The Transcalar Politics of Urban Infrastructure Development: The Greater Accra Climate Resilient and Integrated Development Project (GARID)
Authors: Rosina Sheburah Essien (University of Ghana), Jennifer Robinson (University College London), Kofi Kekeli Amedzro (ISSER, University of Ghana), George Owusu (ISSER, University of Ghana)
Keywords: Networks, Resilience, Urban Infrastructure Development, State Actors, Non-State Actors
Session 7: National Government Actors in Urban Development: Beyond "City" Rhetoric
Thursday October 24, 10:15–11:45 & 13:45-15:15, Far West Studio, John Moffat Building
The Transcalar Politics of Urban Infrastructure Development: The Greater Accra Climate Resilient and Integrated Development Project (GARID)
Abstract
Resilient infrastructure is heralded globally as one of the most critical needs of cities, particularly African cities since rapid urbanization and climate change present daunting challenges to governments and city authorities. In the Greater Accra Metropolitan Area (GAMA), Ghana’s most urbanized region, a wide range of international donors, development agencies, national and supranational institutions are involved in financing major infrastructure investments (e.g., drainage, roads, railways), requiring close interaction with political decision-makers to implement resilient urban infrastructure development (UID) projects.

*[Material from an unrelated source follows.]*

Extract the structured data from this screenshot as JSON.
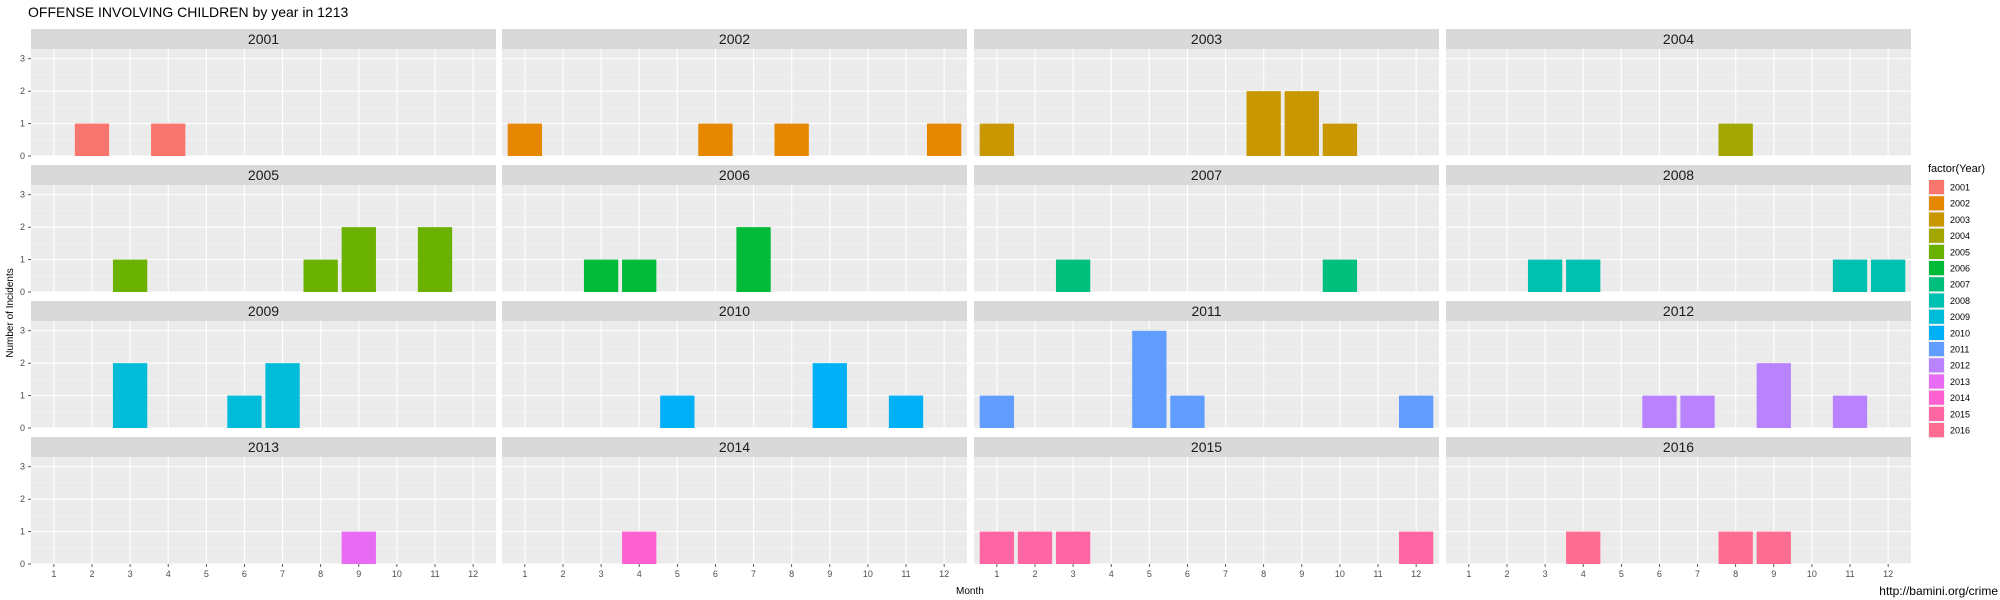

In this paper, we focus on the transcalar politics of such urban developments, drawing on the case of the Greater Accra Climate Resilient and Integrated Development Project (GARID). We question assumptions that international policy interventions responding to climate change are reformatting city governments for globally-oriented financialised and market-oriented development. Rather, through this case study, we make two observations. First, although UID is being enacted through international actors interfacing with Ghana’s ostensibly decentralized model of governance, this process nonetheless fosters a strong centralization of decision-making in national state entities; city governments have little agency or benefit from investments in UID. Secondly, the agency of national actors in UID is strongly evident. We show how the practices of a range of different actors and their networks shape the implementation of internationally funded urban resilient investments in Accra. Also important are the located histories of environmental crises and pathways of urban politics. The study recommends refocusing analytical attention on how transcalar networks of state and non-state actors contribute to the (re)construction of urban territories.